Grace frees us from the lordship of sin to live freely under the lordship of Jesus Christ. In our lives. Bishop Hanley Mool has a helpful comment that I'd like to quote to you regarding this. He says, we have received the reconciliation that we may now walk not away from God as if released from a prison, but with God as his children and his son. Because we are justified, we are to be holy, separated from sin, separated to God.
Not as a mere indication that our faith is real and that therefore we are legally safe, but because we were justified for this very purpose that we might be holy. The grapes upon a vine are not merely a living token that the tree is a vine and is alive. They are the product for which the vine exists. It is a thing not to be thought of that the sinner should accept justification and live to himself.
It is a moral contradiction of the very deepest kind and cannot be entertained without betraying an initial error in the man's whole spiritual creed. What he was really saying there was that you and I have been justified by faith in Jesus Christ that we might be sanctified by the power of Jesus Christ. That's why Romans chapters 6, 7, and 8 follows chapters 3, 4, and 5. It's not just the numerical order, it's the order of truth. Justified, sanctified. The one belongs with the other.
I want to ask you to determine in your heart to study and as the Spirit of God gives you understanding to know the facts we've talked about tonight regarding your identity. And as you begin to know those, I want to challenge you then to calculate them, to draw the line and sum them up and appropriate these things to be true. Who is your master tonight? Who is it that you're serving? Are you presenting yourselves to God or to sin? We are someone's servant.

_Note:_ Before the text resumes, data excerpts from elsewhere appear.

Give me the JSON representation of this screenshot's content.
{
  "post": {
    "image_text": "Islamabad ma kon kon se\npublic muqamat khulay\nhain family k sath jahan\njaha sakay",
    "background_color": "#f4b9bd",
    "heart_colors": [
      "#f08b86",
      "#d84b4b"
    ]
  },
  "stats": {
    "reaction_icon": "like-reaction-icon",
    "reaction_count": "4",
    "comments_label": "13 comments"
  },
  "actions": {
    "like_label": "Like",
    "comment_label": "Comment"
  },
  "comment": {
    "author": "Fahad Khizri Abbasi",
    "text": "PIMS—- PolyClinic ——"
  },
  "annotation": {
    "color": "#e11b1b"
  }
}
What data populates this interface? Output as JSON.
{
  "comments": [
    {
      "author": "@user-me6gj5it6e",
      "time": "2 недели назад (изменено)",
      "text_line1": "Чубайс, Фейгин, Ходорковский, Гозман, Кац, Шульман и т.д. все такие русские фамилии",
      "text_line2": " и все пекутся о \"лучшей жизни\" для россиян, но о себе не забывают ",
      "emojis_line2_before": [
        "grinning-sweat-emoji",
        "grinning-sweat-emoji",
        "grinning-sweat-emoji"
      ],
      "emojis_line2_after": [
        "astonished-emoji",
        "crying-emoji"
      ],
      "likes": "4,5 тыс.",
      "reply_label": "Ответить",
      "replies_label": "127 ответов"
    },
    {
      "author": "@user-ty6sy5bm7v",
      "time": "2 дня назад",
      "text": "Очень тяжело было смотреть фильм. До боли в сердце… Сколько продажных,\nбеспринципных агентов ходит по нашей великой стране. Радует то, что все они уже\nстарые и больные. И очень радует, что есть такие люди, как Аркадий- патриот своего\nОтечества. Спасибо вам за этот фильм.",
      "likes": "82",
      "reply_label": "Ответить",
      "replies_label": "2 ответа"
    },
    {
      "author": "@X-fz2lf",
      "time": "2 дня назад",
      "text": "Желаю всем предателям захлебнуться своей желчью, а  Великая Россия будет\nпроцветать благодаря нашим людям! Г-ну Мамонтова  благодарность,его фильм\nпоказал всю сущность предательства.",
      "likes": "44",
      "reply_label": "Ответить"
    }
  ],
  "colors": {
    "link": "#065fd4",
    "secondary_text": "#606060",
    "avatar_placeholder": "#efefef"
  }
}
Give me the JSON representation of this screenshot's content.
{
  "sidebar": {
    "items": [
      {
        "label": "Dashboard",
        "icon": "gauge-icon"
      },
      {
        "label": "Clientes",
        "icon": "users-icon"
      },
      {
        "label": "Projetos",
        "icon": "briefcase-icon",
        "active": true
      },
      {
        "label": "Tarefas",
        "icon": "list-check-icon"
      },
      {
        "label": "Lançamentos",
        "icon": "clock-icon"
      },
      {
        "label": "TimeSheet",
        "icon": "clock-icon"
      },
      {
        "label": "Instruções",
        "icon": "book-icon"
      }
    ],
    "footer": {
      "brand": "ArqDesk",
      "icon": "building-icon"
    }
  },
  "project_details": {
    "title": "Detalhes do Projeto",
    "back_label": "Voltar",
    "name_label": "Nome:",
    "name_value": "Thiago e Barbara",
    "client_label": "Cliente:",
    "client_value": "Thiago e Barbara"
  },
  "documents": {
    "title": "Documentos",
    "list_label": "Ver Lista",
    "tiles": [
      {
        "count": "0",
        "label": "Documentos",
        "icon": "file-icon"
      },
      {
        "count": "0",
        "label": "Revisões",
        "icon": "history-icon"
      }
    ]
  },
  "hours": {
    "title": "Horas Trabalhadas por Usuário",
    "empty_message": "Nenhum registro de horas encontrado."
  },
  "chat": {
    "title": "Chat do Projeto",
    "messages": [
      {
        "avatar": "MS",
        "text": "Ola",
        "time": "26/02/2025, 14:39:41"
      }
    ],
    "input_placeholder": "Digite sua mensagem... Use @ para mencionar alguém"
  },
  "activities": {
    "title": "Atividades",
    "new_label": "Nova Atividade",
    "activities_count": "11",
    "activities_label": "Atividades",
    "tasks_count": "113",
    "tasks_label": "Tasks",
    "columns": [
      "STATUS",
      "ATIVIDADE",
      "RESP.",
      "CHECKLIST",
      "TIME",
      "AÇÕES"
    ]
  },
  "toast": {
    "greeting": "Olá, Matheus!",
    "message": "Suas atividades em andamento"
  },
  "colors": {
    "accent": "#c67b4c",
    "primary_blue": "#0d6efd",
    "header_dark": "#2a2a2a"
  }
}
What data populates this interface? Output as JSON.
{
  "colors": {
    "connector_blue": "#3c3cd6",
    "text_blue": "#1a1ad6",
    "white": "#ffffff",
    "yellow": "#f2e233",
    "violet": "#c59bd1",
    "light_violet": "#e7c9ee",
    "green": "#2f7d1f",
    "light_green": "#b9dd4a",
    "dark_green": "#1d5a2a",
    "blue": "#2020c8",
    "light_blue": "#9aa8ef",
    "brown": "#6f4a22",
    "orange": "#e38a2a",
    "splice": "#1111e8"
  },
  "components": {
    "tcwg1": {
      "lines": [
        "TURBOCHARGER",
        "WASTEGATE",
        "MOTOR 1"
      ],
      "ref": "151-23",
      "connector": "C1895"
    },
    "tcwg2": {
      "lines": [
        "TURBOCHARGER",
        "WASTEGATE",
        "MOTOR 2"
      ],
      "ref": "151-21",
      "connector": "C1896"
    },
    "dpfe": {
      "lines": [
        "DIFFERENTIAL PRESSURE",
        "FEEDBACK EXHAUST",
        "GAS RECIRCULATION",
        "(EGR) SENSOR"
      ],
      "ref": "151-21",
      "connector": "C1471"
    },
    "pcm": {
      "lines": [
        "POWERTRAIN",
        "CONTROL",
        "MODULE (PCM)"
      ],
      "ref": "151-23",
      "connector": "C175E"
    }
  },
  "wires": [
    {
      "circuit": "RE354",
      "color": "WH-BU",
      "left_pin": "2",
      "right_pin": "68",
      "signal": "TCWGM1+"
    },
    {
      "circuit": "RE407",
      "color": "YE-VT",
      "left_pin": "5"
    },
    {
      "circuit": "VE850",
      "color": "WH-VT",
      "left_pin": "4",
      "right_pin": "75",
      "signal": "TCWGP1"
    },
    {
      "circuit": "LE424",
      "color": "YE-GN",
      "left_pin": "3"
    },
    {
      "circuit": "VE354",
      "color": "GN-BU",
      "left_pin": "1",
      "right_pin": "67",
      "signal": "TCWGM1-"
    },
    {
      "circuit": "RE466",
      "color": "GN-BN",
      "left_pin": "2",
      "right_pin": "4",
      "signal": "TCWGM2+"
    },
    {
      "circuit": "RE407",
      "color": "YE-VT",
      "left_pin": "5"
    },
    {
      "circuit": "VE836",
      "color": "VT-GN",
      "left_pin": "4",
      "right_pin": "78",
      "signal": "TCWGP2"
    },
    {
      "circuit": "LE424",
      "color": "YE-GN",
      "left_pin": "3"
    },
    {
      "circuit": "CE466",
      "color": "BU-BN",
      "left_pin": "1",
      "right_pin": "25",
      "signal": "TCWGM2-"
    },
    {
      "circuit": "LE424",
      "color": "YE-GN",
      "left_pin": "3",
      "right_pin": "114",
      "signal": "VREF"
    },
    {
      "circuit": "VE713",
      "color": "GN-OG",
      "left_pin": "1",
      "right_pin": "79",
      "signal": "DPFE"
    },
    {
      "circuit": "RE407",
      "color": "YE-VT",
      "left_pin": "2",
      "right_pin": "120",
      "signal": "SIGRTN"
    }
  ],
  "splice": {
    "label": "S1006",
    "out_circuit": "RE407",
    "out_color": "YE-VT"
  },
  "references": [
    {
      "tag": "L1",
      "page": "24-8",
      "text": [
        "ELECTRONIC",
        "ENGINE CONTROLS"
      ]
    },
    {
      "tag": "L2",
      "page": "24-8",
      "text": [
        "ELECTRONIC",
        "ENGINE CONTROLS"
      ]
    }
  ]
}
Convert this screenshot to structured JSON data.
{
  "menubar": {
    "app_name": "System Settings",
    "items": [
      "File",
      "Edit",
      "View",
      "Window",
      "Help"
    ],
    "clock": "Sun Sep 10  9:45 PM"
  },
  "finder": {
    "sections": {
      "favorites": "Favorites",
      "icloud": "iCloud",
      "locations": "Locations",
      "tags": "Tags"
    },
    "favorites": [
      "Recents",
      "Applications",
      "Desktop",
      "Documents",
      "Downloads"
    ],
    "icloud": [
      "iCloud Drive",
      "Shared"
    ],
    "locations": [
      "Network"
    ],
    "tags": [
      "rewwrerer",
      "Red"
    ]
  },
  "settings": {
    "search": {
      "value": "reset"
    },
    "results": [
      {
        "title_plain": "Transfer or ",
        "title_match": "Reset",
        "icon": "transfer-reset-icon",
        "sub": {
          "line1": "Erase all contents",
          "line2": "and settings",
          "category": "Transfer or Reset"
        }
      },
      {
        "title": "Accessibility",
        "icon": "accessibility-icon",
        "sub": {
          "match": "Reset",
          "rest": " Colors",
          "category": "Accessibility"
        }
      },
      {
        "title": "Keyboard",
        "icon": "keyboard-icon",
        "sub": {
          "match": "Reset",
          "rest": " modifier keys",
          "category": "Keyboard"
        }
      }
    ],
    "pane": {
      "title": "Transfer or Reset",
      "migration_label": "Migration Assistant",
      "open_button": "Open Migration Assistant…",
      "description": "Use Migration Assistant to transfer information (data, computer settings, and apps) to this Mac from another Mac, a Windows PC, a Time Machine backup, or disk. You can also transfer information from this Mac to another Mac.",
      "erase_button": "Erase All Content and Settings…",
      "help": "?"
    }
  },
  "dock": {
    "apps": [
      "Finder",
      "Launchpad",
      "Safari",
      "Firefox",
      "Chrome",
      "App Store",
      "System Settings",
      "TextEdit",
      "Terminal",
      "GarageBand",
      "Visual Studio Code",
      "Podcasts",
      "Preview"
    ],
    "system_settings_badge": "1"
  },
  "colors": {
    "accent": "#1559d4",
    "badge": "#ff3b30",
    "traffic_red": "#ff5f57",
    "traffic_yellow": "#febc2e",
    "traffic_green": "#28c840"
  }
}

We have been freed from our servitude to sin that we might be the servants of the Savior. Thank God for that. Thank God for the radical change that has been made in you and me that that might be realized in our lives. Know the facts. Consider them to be true. And as an act and step of faith, present yourselves to God in all that you are and he will live righteousness through you. The power of Jesus Christ will flow through you. You will walk in newness of life.
We'll talk some more about this next week. Let's bow together. Father, all of us hunger to move beyond knowing the doctrine to experiencing it in our lives. And so often we're looking for the quick fix. We want the shortcut. We want the ten easy steps. But that's not the way it is. Help us to realize that you give us handles in your word so that we can apply this truth and experience it in our lives, but that it takes time.
There may be some brothers and sisters here who are struggling with discouragement because of long battle with sin. God refresh them tonight. And do a new work of illumination in the heart. May that brother, may that sister know the facts, calculate them to be true, and take a fresh new step of presenting himself, herself to God. Father, I pray that as a result of this truth being preached, being heard and applied, that you will continue that process of sanctification.
That there may be a renewing of our minds, a transforming of our inner man, so that more and more what we really are in the innermost part of us will be seen in our attitudes, our actions, and our words. In Jesus' name, amen.